Well, today Mr FD is leaving from Lyon to go to the UK for a few days, to see his sister from Canada and cousins from Germany. He had a ticket for a concert in Lyon yesterday evening, so we decided to drive over to The Big City, to have lunch & go to the cinema before he went to his concert and then went on to a hotel ready to catch his early morning flight. So, yesterday, we drove over the mountains, rather than take the motorway, and the views were lovely – but more lovely was the fact that we hardly stopped talking to each other the whole time – about our work, about projects, about possible moves (very only possible), about cats, about nothing consequential…
We went to the retaurant that we’d planned to go to with my mum back in May – it had been booked up on the Saturday evening, and we took a chance on it not being so busy at lunchtime, so we didn’t book. Hah! It was heaving, and the waiter who met us, was “Desolé, we only have seats at the counter…” Well, that was okay, we thought, and accepted.
In fact it was more than okay, it was fascinating, as the counter looked on to the kitchen, so we could see everything that was going on.
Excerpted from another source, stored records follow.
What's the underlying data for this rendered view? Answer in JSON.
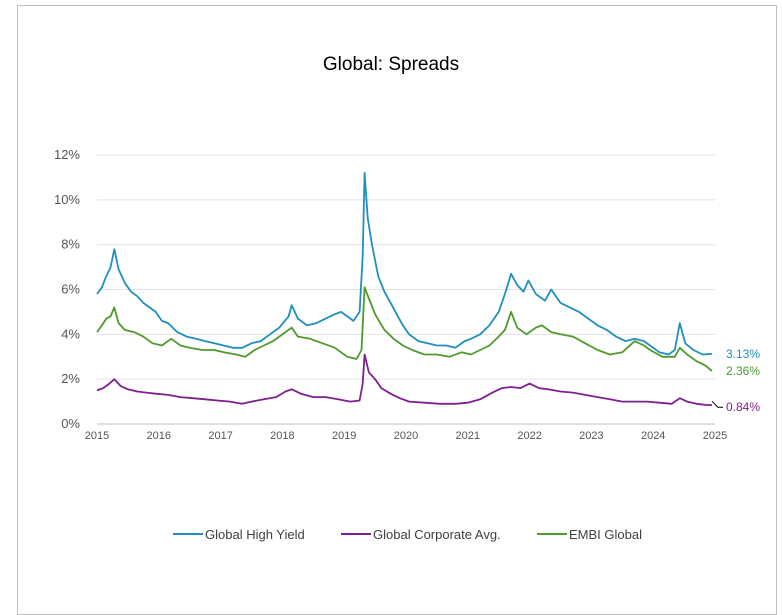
{
  "chart_data": {
    "type": "line",
    "title": "Global: Spreads",
    "xlabel": "",
    "ylabel": "",
    "x_range": [
      2015,
      2025
    ],
    "x_ticks": [
      "2015",
      "2016",
      "2017",
      "2018",
      "2019",
      "2020",
      "2021",
      "2022",
      "2023",
      "2024",
      "2025"
    ],
    "y_ticks": [
      "0%",
      "2%",
      "4%",
      "6%",
      "8%",
      "10%",
      "12%"
    ],
    "ylim": [
      0,
      12
    ],
    "grid": "horizontal",
    "legend_position": "bottom",
    "series": [
      {
        "name": "Global High Yield",
        "color": "#1f8fbf",
        "end_label": "3.13%",
        "points": [
          [
            2015.0,
            5.8
          ],
          [
            2015.08,
            6.1
          ],
          [
            2015.15,
            6.6
          ],
          [
            2015.22,
            7.0
          ],
          [
            2015.28,
            7.8
          ],
          [
            2015.35,
            6.9
          ],
          [
            2015.45,
            6.3
          ],
          [
            2015.55,
            5.9
          ],
          [
            2015.65,
            5.7
          ],
          [
            2015.75,
            5.4
          ],
          [
            2015.85,
            5.2
          ],
          [
            2015.95,
            5.0
          ],
          [
            2016.05,
            4.6
          ],
          [
            2016.15,
            4.5
          ],
          [
            2016.3,
            4.1
          ],
          [
            2016.45,
            3.9
          ],
          [
            2016.6,
            3.8
          ],
          [
            2016.75,
            3.7
          ],
          [
            2016.9,
            3.6
          ],
          [
            2017.05,
            3.5
          ],
          [
            2017.2,
            3.4
          ],
          [
            2017.35,
            3.4
          ],
          [
            2017.5,
            3.6
          ],
          [
            2017.65,
            3.7
          ],
          [
            2017.8,
            4.0
          ],
          [
            2017.95,
            4.3
          ],
          [
            2018.1,
            4.8
          ],
          [
            2018.15,
            5.3
          ],
          [
            2018.25,
            4.7
          ],
          [
            2018.4,
            4.4
          ],
          [
            2018.55,
            4.5
          ],
          [
            2018.7,
            4.7
          ],
          [
            2018.85,
            4.9
          ],
          [
            2018.95,
            5.0
          ],
          [
            2019.05,
            4.8
          ],
          [
            2019.15,
            4.6
          ],
          [
            2019.25,
            5.0
          ],
          [
            2019.3,
            7.5
          ],
          [
            2019.33,
            11.2
          ],
          [
            2019.38,
            9.2
          ],
          [
            2019.45,
            8.0
          ],
          [
            2019.55,
            6.6
          ],
          [
            2019.65,
            5.9
          ],
          [
            2019.75,
            5.4
          ],
          [
            2019.85,
            4.9
          ],
          [
            2019.95,
            4.4
          ],
          [
            2020.05,
            4.0
          ],
          [
            2020.2,
            3.7
          ],
          [
            2020.35,
            3.6
          ],
          [
            2020.5,
            3.5
          ],
          [
            2020.65,
            3.5
          ],
          [
            2020.8,
            3.4
          ],
          [
            2020.95,
            3.7
          ],
          [
            2021.05,
            3.8
          ],
          [
            2021.2,
            4.0
          ],
          [
            2021.35,
            4.4
          ],
          [
            2021.5,
            5.0
          ],
          [
            2021.6,
            5.8
          ],
          [
            2021.7,
            6.7
          ],
          [
            2021.8,
            6.2
          ],
          [
            2021.9,
            5.9
          ],
          [
            2021.98,
            6.4
          ],
          [
            2022.1,
            5.8
          ],
          [
            2022.25,
            5.5
          ],
          [
            2022.35,
            6.0
          ],
          [
            2022.5,
            5.4
          ],
          [
            2022.65,
            5.2
          ],
          [
            2022.8,
            5.0
          ],
          [
            2022.95,
            4.7
          ],
          [
            2023.1,
            4.4
          ],
          [
            2023.25,
            4.2
          ],
          [
            2023.4,
            3.9
          ],
          [
            2023.55,
            3.7
          ],
          [
            2023.7,
            3.8
          ],
          [
            2023.85,
            3.7
          ],
          [
            2023.95,
            3.5
          ],
          [
            2024.1,
            3.2
          ],
          [
            2024.25,
            3.1
          ],
          [
            2024.35,
            3.3
          ],
          [
            2024.43,
            4.5
          ],
          [
            2024.52,
            3.6
          ],
          [
            2024.65,
            3.3
          ],
          [
            2024.8,
            3.1
          ],
          [
            2024.95,
            3.13
          ]
        ]
      },
      {
        "name": "Global Corporate Avg.",
        "color": "#7e1f8e",
        "end_label": "0.84%",
        "points": [
          [
            2015.0,
            1.5
          ],
          [
            2015.1,
            1.6
          ],
          [
            2015.2,
            1.8
          ],
          [
            2015.28,
            2.0
          ],
          [
            2015.38,
            1.7
          ],
          [
            2015.5,
            1.55
          ],
          [
            2015.65,
            1.45
          ],
          [
            2015.8,
            1.4
          ],
          [
            2015.95,
            1.35
          ],
          [
            2016.15,
            1.3
          ],
          [
            2016.35,
            1.2
          ],
          [
            2016.55,
            1.15
          ],
          [
            2016.75,
            1.1
          ],
          [
            2016.95,
            1.05
          ],
          [
            2017.15,
            1.0
          ],
          [
            2017.35,
            0.9
          ],
          [
            2017.5,
            1.0
          ],
          [
            2017.7,
            1.1
          ],
          [
            2017.9,
            1.2
          ],
          [
            2018.05,
            1.45
          ],
          [
            2018.15,
            1.55
          ],
          [
            2018.3,
            1.35
          ],
          [
            2018.5,
            1.2
          ],
          [
            2018.7,
            1.2
          ],
          [
            2018.9,
            1.1
          ],
          [
            2019.1,
            1.0
          ],
          [
            2019.25,
            1.05
          ],
          [
            2019.3,
            1.8
          ],
          [
            2019.33,
            3.1
          ],
          [
            2019.4,
            2.3
          ],
          [
            2019.5,
            2.0
          ],
          [
            2019.6,
            1.6
          ],
          [
            2019.75,
            1.35
          ],
          [
            2019.9,
            1.15
          ],
          [
            2020.05,
            1.0
          ],
          [
            2020.3,
            0.95
          ],
          [
            2020.55,
            0.9
          ],
          [
            2020.8,
            0.9
          ],
          [
            2021.0,
            0.95
          ],
          [
            2021.2,
            1.1
          ],
          [
            2021.4,
            1.4
          ],
          [
            2021.55,
            1.6
          ],
          [
            2021.7,
            1.65
          ],
          [
            2021.85,
            1.6
          ],
          [
            2022.0,
            1.8
          ],
          [
            2022.15,
            1.6
          ],
          [
            2022.3,
            1.55
          ],
          [
            2022.5,
            1.45
          ],
          [
            2022.7,
            1.4
          ],
          [
            2022.9,
            1.3
          ],
          [
            2023.1,
            1.2
          ],
          [
            2023.3,
            1.1
          ],
          [
            2023.5,
            1.0
          ],
          [
            2023.7,
            1.0
          ],
          [
            2023.9,
            1.0
          ],
          [
            2024.1,
            0.95
          ],
          [
            2024.3,
            0.9
          ],
          [
            2024.43,
            1.15
          ],
          [
            2024.55,
            1.0
          ],
          [
            2024.7,
            0.9
          ],
          [
            2024.85,
            0.85
          ],
          [
            2024.95,
            0.84
          ]
        ]
      },
      {
        "name": "EMBI Global",
        "color": "#4e9a2e",
        "end_label": "2.36%",
        "points": [
          [
            2015.0,
            4.1
          ],
          [
            2015.08,
            4.4
          ],
          [
            2015.15,
            4.7
          ],
          [
            2015.22,
            4.8
          ],
          [
            2015.28,
            5.2
          ],
          [
            2015.35,
            4.5
          ],
          [
            2015.45,
            4.2
          ],
          [
            2015.6,
            4.1
          ],
          [
            2015.75,
            3.9
          ],
          [
            2015.9,
            3.6
          ],
          [
            2016.05,
            3.5
          ],
          [
            2016.2,
            3.8
          ],
          [
            2016.35,
            3.5
          ],
          [
            2016.5,
            3.4
          ],
          [
            2016.7,
            3.3
          ],
          [
            2016.9,
            3.3
          ],
          [
            2017.05,
            3.2
          ],
          [
            2017.25,
            3.1
          ],
          [
            2017.4,
            3.0
          ],
          [
            2017.55,
            3.3
          ],
          [
            2017.7,
            3.5
          ],
          [
            2017.85,
            3.7
          ],
          [
            2017.95,
            3.9
          ],
          [
            2018.05,
            4.1
          ],
          [
            2018.15,
            4.3
          ],
          [
            2018.25,
            3.9
          ],
          [
            2018.45,
            3.8
          ],
          [
            2018.65,
            3.6
          ],
          [
            2018.85,
            3.4
          ],
          [
            2018.95,
            3.2
          ],
          [
            2019.05,
            3.0
          ],
          [
            2019.2,
            2.9
          ],
          [
            2019.28,
            3.3
          ],
          [
            2019.33,
            6.1
          ],
          [
            2019.4,
            5.6
          ],
          [
            2019.5,
            4.9
          ],
          [
            2019.65,
            4.2
          ],
          [
            2019.8,
            3.8
          ],
          [
            2019.95,
            3.5
          ],
          [
            2020.1,
            3.3
          ],
          [
            2020.3,
            3.1
          ],
          [
            2020.5,
            3.1
          ],
          [
            2020.7,
            3.0
          ],
          [
            2020.9,
            3.2
          ],
          [
            2021.05,
            3.1
          ],
          [
            2021.2,
            3.3
          ],
          [
            2021.35,
            3.5
          ],
          [
            2021.5,
            3.9
          ],
          [
            2021.6,
            4.2
          ],
          [
            2021.7,
            5.0
          ],
          [
            2021.8,
            4.3
          ],
          [
            2021.95,
            4.0
          ],
          [
            2022.1,
            4.3
          ],
          [
            2022.2,
            4.4
          ],
          [
            2022.35,
            4.1
          ],
          [
            2022.5,
            4.0
          ],
          [
            2022.7,
            3.9
          ],
          [
            2022.9,
            3.6
          ],
          [
            2023.1,
            3.3
          ],
          [
            2023.3,
            3.1
          ],
          [
            2023.5,
            3.2
          ],
          [
            2023.7,
            3.7
          ],
          [
            2023.85,
            3.5
          ],
          [
            2023.95,
            3.3
          ],
          [
            2024.15,
            3.0
          ],
          [
            2024.35,
            3.0
          ],
          [
            2024.43,
            3.4
          ],
          [
            2024.55,
            3.1
          ],
          [
            2024.7,
            2.8
          ],
          [
            2024.85,
            2.6
          ],
          [
            2024.95,
            2.36
          ]
        ]
      }
    ]
  }
}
Just like this:
We were looking on to the dessert station, and it was really interesting watching the commis chef prepping stuff before her station got really busy, and then how she and the sous-chef worked as they became busier as people finished their main courses and reached the dessert course. We noticed how many of the desserts had been created to be easy to put onto the plate with only a little final preparation – warming through, for example – and how much prepping had been done earlier. They were very organised, very tidy, and worked around each other almost as a choreographed dance. We could also see the rest of the kitchen, and how the head chef gave orders through a microphone. It was interesting to watch the commis- and sous-chefs almost stand to attention, “Oui!” they barked back, and then hurried on with their tasks. I think there might have been an English chef amongst them as we also heard a “Yes, chef!” from time to time. As it neared the end of service, we suspect that the microphoned commands became more encouraging, as the “Oui”s became more celebratory…
We imagined “Last starter going out now!” “Oui!”
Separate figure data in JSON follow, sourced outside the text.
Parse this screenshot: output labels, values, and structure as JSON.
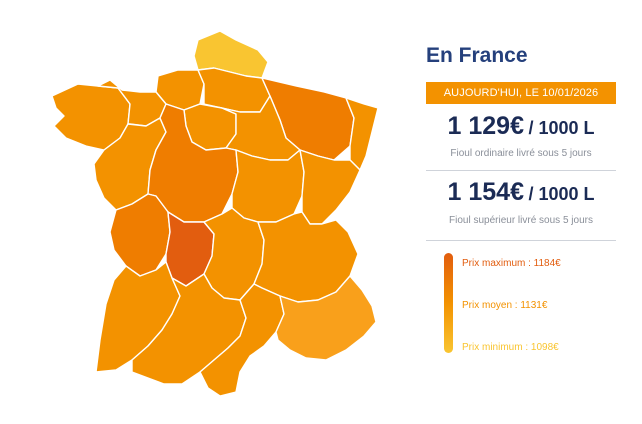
{
  "panel": {
    "title": "En France",
    "date_badge": "AUJOURD'HUI, LE 10/01/2026",
    "ordinary": {
      "price": "1 129€",
      "unit": "/ 1000 L",
      "label": "Fioul ordinaire livré sous 5 jours"
    },
    "superior": {
      "price": "1 154€",
      "unit": "/ 1000 L",
      "label": "Fioul supérieur livré sous 5 jours"
    }
  },
  "legend": {
    "max": {
      "label": "Prix maximum : 1184€",
      "color": "#e25d0f"
    },
    "avg": {
      "label": "Prix moyen : 1131€",
      "color": "#f39200"
    },
    "min": {
      "label": "Prix minimum : 1098€",
      "color": "#f9c531"
    }
  },
  "colors": {
    "accent_orange": "#f39200",
    "dark_orange": "#e25d0f",
    "medium_orange": "#ef7d00",
    "yellow": "#f9c531",
    "title_blue": "#25407c"
  }
}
“Last few chickens!” “Oui!”
“Nearly finished, lads!” “Oui!”
We ate from the Menu du Jour: Soupe de Potimarron aux chataignes (we’re not sure but we think it was butternut squash), rotisserie chicken with forestière potatoes (sautéed with lumps of bacon and mushrooms), and then pain perdue (eggy bread) made with brioche, crème anglaise and vanilla ice cream. We had a pot of white wine and it was delicious! OK, it wasn’t cheap, but it wasn’t extortionate, and it was a definitely very enjoyable experience.
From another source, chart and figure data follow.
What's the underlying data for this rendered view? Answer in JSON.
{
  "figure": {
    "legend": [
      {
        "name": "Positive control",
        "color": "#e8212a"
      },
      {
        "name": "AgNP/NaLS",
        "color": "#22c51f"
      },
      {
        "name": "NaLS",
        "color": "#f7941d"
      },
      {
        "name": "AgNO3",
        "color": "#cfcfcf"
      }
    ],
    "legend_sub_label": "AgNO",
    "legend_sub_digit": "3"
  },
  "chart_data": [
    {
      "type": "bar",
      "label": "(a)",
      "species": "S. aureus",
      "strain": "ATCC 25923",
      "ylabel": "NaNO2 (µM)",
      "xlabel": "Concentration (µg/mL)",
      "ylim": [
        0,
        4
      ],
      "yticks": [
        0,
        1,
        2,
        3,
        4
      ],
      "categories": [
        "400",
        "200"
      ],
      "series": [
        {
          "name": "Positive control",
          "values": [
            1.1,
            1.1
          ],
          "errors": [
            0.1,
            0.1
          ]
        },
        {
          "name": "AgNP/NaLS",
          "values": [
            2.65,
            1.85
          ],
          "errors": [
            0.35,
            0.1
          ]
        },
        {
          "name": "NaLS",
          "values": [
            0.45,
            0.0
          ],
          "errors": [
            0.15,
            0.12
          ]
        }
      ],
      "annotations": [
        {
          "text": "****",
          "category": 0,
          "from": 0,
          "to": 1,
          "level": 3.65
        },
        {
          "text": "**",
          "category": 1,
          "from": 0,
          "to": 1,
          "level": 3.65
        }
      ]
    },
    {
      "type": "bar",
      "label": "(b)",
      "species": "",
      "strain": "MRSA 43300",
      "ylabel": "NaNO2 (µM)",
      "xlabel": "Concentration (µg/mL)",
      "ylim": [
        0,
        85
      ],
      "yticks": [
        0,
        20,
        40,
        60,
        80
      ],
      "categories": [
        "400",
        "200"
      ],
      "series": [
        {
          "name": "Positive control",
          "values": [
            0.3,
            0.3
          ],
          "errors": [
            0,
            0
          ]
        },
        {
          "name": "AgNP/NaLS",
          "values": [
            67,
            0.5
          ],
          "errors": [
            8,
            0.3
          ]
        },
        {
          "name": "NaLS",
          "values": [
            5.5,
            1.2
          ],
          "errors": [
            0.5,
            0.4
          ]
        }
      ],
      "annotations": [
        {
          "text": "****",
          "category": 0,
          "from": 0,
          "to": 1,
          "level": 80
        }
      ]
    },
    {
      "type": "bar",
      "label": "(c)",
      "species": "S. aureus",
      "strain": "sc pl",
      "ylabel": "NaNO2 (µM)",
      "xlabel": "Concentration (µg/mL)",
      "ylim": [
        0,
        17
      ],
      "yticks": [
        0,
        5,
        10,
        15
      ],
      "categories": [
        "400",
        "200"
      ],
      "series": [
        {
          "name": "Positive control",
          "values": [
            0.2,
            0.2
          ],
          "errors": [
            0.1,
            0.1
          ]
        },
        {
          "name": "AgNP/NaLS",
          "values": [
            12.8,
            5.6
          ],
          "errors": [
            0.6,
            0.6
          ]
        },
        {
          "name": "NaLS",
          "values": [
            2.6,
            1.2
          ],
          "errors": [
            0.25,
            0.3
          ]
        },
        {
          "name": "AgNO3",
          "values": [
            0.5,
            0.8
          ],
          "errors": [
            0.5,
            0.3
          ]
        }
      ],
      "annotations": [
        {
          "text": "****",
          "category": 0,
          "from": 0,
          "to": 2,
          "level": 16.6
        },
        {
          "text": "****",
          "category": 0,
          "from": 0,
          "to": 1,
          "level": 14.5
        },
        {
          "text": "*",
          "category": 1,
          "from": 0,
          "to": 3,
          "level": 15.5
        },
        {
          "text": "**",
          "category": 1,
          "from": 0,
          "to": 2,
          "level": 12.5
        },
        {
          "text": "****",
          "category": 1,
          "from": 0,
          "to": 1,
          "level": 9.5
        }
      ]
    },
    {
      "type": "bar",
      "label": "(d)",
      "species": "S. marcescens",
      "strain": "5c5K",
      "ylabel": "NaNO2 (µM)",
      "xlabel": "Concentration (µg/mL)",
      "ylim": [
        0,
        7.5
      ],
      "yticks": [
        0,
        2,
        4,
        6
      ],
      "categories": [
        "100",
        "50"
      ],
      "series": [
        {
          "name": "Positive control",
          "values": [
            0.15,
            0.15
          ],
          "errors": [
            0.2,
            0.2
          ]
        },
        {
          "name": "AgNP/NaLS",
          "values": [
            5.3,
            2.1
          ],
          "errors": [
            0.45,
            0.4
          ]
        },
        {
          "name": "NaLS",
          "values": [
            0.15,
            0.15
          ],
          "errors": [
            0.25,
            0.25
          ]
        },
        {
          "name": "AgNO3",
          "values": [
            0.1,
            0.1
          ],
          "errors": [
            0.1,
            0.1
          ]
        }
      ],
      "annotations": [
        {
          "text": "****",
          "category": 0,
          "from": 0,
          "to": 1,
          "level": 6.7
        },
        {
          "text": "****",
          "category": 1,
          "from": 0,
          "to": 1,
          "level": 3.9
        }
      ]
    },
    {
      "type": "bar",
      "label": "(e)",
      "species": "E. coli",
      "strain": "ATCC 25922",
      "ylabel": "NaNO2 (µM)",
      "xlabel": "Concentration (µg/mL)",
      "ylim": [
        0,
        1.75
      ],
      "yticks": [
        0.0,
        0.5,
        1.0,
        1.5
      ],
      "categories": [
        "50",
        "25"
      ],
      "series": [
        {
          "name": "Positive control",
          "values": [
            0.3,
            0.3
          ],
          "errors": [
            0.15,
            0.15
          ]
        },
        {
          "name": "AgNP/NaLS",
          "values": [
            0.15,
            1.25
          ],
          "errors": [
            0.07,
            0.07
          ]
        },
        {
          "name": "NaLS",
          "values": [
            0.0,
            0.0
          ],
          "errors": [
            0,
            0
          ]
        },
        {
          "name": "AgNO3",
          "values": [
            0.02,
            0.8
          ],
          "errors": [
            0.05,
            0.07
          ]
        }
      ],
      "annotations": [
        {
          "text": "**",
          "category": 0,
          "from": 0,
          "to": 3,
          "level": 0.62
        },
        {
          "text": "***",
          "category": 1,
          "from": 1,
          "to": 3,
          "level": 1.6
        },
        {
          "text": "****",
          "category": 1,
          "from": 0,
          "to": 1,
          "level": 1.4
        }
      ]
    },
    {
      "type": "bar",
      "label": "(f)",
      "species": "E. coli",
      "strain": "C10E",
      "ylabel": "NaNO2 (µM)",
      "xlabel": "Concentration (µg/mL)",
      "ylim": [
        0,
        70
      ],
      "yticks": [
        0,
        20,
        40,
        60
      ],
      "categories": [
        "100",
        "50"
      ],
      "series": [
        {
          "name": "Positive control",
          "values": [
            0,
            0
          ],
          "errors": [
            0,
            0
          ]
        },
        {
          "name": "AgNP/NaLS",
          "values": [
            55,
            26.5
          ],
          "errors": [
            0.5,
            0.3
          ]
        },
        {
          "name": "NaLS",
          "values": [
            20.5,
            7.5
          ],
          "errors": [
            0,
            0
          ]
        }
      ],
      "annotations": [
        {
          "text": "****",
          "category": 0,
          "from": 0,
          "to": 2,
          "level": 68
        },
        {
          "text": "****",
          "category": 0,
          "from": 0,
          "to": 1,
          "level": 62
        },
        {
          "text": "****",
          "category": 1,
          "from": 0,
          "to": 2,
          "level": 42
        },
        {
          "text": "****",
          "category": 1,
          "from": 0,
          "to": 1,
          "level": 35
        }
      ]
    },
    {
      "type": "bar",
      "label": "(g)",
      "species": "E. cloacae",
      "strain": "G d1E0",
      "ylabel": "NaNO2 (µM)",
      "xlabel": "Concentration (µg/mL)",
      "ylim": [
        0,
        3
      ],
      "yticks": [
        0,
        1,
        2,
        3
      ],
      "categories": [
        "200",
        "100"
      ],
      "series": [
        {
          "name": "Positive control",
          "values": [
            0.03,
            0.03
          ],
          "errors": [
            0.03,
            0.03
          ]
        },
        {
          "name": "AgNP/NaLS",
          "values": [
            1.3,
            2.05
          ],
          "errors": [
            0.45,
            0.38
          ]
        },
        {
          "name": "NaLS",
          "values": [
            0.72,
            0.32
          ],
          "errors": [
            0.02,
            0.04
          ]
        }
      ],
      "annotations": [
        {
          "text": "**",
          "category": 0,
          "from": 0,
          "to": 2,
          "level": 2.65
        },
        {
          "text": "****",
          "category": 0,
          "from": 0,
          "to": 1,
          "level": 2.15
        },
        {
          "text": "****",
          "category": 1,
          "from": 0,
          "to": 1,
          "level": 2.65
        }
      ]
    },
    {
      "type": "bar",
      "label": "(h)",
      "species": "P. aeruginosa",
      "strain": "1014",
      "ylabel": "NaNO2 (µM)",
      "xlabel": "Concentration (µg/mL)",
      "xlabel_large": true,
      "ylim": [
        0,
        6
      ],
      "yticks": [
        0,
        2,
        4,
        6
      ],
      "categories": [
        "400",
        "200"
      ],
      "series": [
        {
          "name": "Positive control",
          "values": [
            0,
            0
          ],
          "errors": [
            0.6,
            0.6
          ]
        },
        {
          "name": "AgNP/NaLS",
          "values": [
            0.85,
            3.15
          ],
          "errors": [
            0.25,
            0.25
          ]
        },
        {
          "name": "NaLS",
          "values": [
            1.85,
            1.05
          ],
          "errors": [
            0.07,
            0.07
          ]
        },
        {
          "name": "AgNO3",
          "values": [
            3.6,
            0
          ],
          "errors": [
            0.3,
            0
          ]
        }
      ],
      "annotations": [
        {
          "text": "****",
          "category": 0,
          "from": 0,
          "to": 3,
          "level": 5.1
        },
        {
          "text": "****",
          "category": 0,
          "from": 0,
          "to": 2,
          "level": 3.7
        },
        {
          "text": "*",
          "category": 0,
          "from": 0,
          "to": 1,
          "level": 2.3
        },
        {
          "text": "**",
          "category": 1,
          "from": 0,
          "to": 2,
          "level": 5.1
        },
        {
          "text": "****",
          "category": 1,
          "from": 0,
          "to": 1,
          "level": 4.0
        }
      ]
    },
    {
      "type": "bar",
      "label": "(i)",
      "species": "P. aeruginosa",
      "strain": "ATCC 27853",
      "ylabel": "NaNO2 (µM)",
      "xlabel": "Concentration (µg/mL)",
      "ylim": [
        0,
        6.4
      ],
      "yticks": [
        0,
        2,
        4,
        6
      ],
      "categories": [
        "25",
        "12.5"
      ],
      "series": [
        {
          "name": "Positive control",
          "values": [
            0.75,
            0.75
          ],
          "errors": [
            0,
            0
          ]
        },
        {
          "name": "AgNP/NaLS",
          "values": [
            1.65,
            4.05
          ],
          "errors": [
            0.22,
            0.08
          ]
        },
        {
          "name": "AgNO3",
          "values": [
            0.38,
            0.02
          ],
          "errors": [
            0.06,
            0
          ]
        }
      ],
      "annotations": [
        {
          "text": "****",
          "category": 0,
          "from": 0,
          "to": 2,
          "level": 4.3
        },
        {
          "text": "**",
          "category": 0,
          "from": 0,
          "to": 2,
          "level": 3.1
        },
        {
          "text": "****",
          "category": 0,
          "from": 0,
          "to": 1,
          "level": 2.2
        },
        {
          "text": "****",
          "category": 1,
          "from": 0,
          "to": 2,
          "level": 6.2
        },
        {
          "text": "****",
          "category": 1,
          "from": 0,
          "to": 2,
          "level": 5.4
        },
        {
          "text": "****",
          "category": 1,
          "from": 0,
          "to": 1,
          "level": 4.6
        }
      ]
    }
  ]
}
After we took the trolley bus into the centre of the city to the cinema, where we went to see “Before I Go to Sleep” with Nicole Kidman, Colin Firth and Mark Strong. Here’s a synopsis from The Daily Telegraph:
Based on the international best-selling novel by SJ Watson, Before I Go to Sleep is a tense psychological thriller starring Academy Award-winner Nicole Kidman, Academy Award-winner Colin Firth and Mark Strong .
After a traumatic accident, Christine Lucas wakes up every day without being able to remember the day before. With the fear of living each day with no memory, she attempts to piece together the events of her past, uncovering terrifying truths that force her to question everyone around her, not knowing where to turn or who to trust… her husband, her doctor or even herself.
I really enjoyed it – here is Mark Kermode’s review in The Observer I hadn’t read the book, so had no idea what the twists and turns would be, and found it a darkly enjoyable film. I would recommend it as a film to see. And anything with Colin Firth in is worth watching in my opinion.
Because he’s such a good actor, of course! (Well, there’s that as well!!)